The Ghana National Petroleum Corporation (GNPC) wants to become a major petroleum upstream player, but that dream is under threat because of its financial exposure to pay-or-take clauses in gas contracts, the Institute of Energy Security (IES) has said.
The state-owned company holds about 15 percent carried and participating stake on behalf of the country, in oil and gas production contracts. Its aspiration was to become a major stand-alone operator by 2020 through its subsidiary, Exploration and Production Limited (GNPC Explorco), incorporated in 2012.
Although the company still harbours such dreams, IES’s Executive Director, Nana Amoasi VII, said until the issue with excess natural gas is addressed, the corporation will continue to be financially exposed due to the take-or-play clauses in contracts, which he argues could be damaging to GNPC’S long-term goals.
GNPC, he explained, is obliged to offtake gas from local producers/partners.
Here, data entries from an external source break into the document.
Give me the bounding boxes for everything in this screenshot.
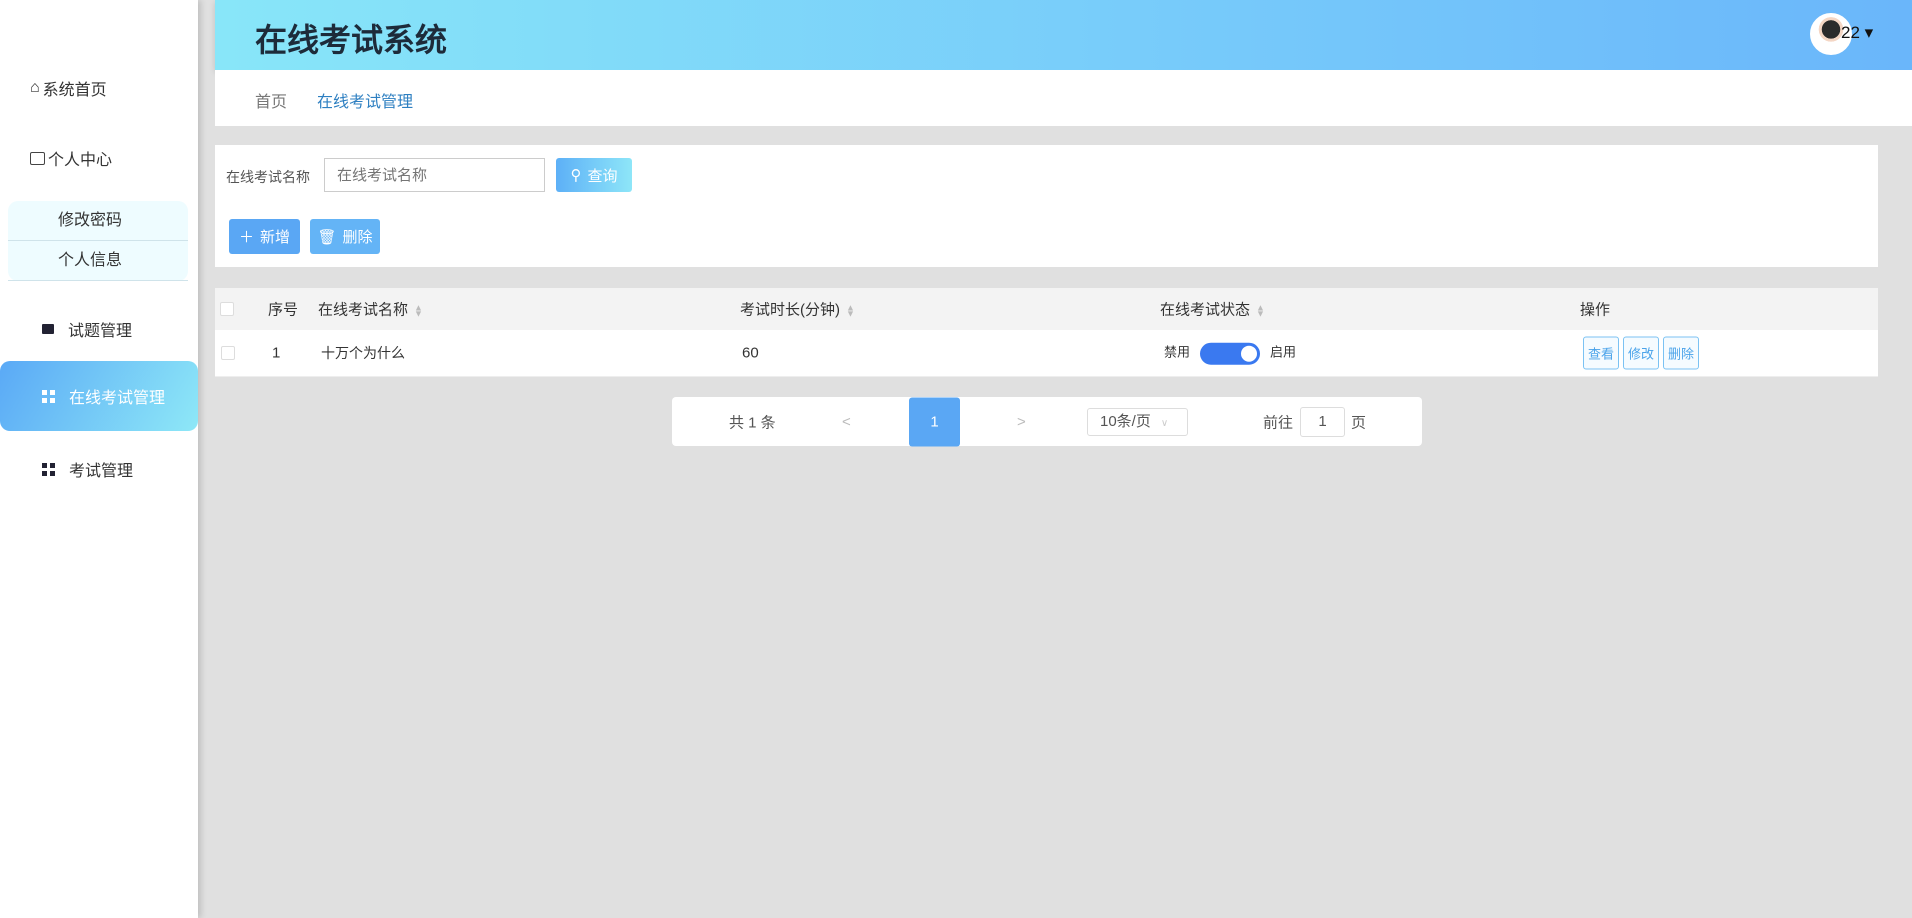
view-button[interactable]: 查看 xyxy=(1583,336,1620,370)
col-index: 序号 xyxy=(268,301,299,319)
row-actions: 查看 修改 删除 xyxy=(1583,336,1703,370)
col-name[interactable]: 在线考试名称 ▲ ▼ xyxy=(318,299,423,320)
add-button[interactable]: ＋新增 xyxy=(229,219,300,254)
header: 在线考试系统 22 ▾ xyxy=(215,0,1912,70)
search-panel: 在线考试名称 ⚲查询 ＋新增 🗑删除 xyxy=(215,145,1878,267)
edit-button[interactable]: 修改 xyxy=(1623,336,1660,370)
home-icon: ⌂ xyxy=(30,79,40,96)
sidebar: ⌂ 系统首页 个人中心 修改密码 个人信息 试题管理 在线考试管理 考试管理 xyxy=(0,0,198,918)
prev-page-button[interactable]: < xyxy=(842,413,851,430)
sidebar-item-online-exam-management[interactable]: 在线考试管理 xyxy=(0,361,198,431)
delete-button[interactable]: 🗑 删除 xyxy=(310,219,380,254)
row-index: 1 xyxy=(272,344,281,362)
select-all-checkbox[interactable] xyxy=(220,302,234,316)
total-count: 共 1 条 xyxy=(729,414,776,431)
sidebar-item-change-password[interactable]: 修改密码 xyxy=(8,201,188,241)
goto-page-input[interactable]: 1 xyxy=(1300,406,1345,437)
grid-icon xyxy=(42,389,55,403)
submenu: 修改密码 个人信息 xyxy=(8,201,188,281)
pagination: 共 1 条 < 1 > 10条/页 ∨ 前往 1 页 xyxy=(672,397,1422,446)
query-button[interactable]: ⚲ 查询 xyxy=(556,158,632,192)
trash-icon: 🗑 xyxy=(317,228,337,246)
wallet-icon xyxy=(42,324,54,334)
row-status: 禁用 启用 xyxy=(1164,342,1296,365)
sort-icon[interactable]: ▲ ▼ xyxy=(1256,303,1265,318)
sort-icon[interactable]: ▲ ▼ xyxy=(414,303,423,318)
wallet-icon xyxy=(30,151,45,165)
page-unit-label: 页 xyxy=(1351,414,1367,431)
breadcrumb-home[interactable]: 首页 xyxy=(255,88,287,112)
chevron-down-icon: ∨ xyxy=(1160,417,1169,429)
breadcrumb-current: 在线考试管理 xyxy=(317,94,414,111)
user-menu[interactable]: 22 ▾ xyxy=(1841,23,1873,43)
col-duration[interactable]: 考试时长(分钟) ▲ ▼ xyxy=(740,299,855,320)
search-input[interactable] xyxy=(324,158,545,192)
status-toggle[interactable] xyxy=(1200,342,1261,365)
app-title: 在线考试系统 xyxy=(255,22,448,58)
table-header: 序号 在线考试名称 ▲ ▼ 考试时长(分钟) ▲ ▼ 在线考试状态 ▲ ▼ 操作 xyxy=(215,288,1878,330)
sidebar-item-personal-center[interactable]: 个人中心 xyxy=(0,146,198,170)
sidebar-item-home[interactable]: ⌂ 系统首页 xyxy=(0,76,198,100)
sidebar-item-question-management[interactable]: 试题管理 xyxy=(0,317,198,341)
col-status[interactable]: 在线考试状态 ▲ ▼ xyxy=(1160,299,1265,320)
sort-icon[interactable]: ▲ ▼ xyxy=(846,303,855,318)
search-icon: ⚲ xyxy=(570,167,582,184)
search-label: 在线考试名称 xyxy=(226,169,310,185)
plus-icon: ＋ xyxy=(238,229,254,246)
table-row: 1 十万个为什么 60 禁用 启用 查看 修改 删除 xyxy=(215,330,1878,377)
goto-label: 前往 xyxy=(1263,414,1294,431)
row-duration: 60 xyxy=(742,344,759,362)
sidebar-item-exam-management[interactable]: 考试管理 xyxy=(0,457,198,481)
row-checkbox[interactable] xyxy=(221,346,235,360)
next-page-button[interactable]: > xyxy=(1017,413,1026,430)
sidebar-item-personal-info[interactable]: 个人信息 xyxy=(8,241,188,281)
breadcrumb: 首页 在线考试管理 xyxy=(215,70,1912,126)
page-size-select[interactable]: 10条/页 ∨ xyxy=(1087,407,1188,436)
page-1-button[interactable]: 1 xyxy=(909,397,960,446)
exam-table: 序号 在线考试名称 ▲ ▼ 考试时长(分钟) ▲ ▼ 在线考试状态 ▲ ▼ 操作 1 十万个… xyxy=(215,288,1878,377)
col-actions: 操作 xyxy=(1580,301,1611,319)
row-delete-button[interactable]: 删除 xyxy=(1663,336,1700,370)
row-name: 十万个为什么 xyxy=(321,345,405,361)
grid-icon xyxy=(42,462,55,476)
However, the company’s financial exposure with the pay-or-take contracts means that it has to pay for supplies it cannot sell.
For instance, he said, the GNPC in 2019 had to pay a whopping US$168 million for unutilized gas: “The attending revenue losses being borne by the GNPC will negatively affect its goal of becoming an operator”.
Aside from the US$168million, other commitments for Liquified Natural Gas (LNG) to Tema and Takoradi will add an annual US$822million and US$523million respectively, which by 2023 could take GNPC’s revenue losses to an accumulated amount of US$4.5billion if nothing is done.
Ideally, he indicated, by now GNPC ought to be in a position where it can undertake its own exploration campaigns in the Voltaian Basin. “By 2030 it needs to be a world-class operator, but is still reliant on parliament for funding – partly because the money that it is supposed to keep is being channelled into paying for gas and other things.”
Apart from being a commercial operator and the holder of government interests in petroleum operations, GNPC plays the role of national aggregator for natural gas from upstream operators to service the local market. Under the Petroleum Revenue Management Act, a specific percentage of the net cash flow from the carried and participating interests of the state is ceded to the GNPC to fund its operations.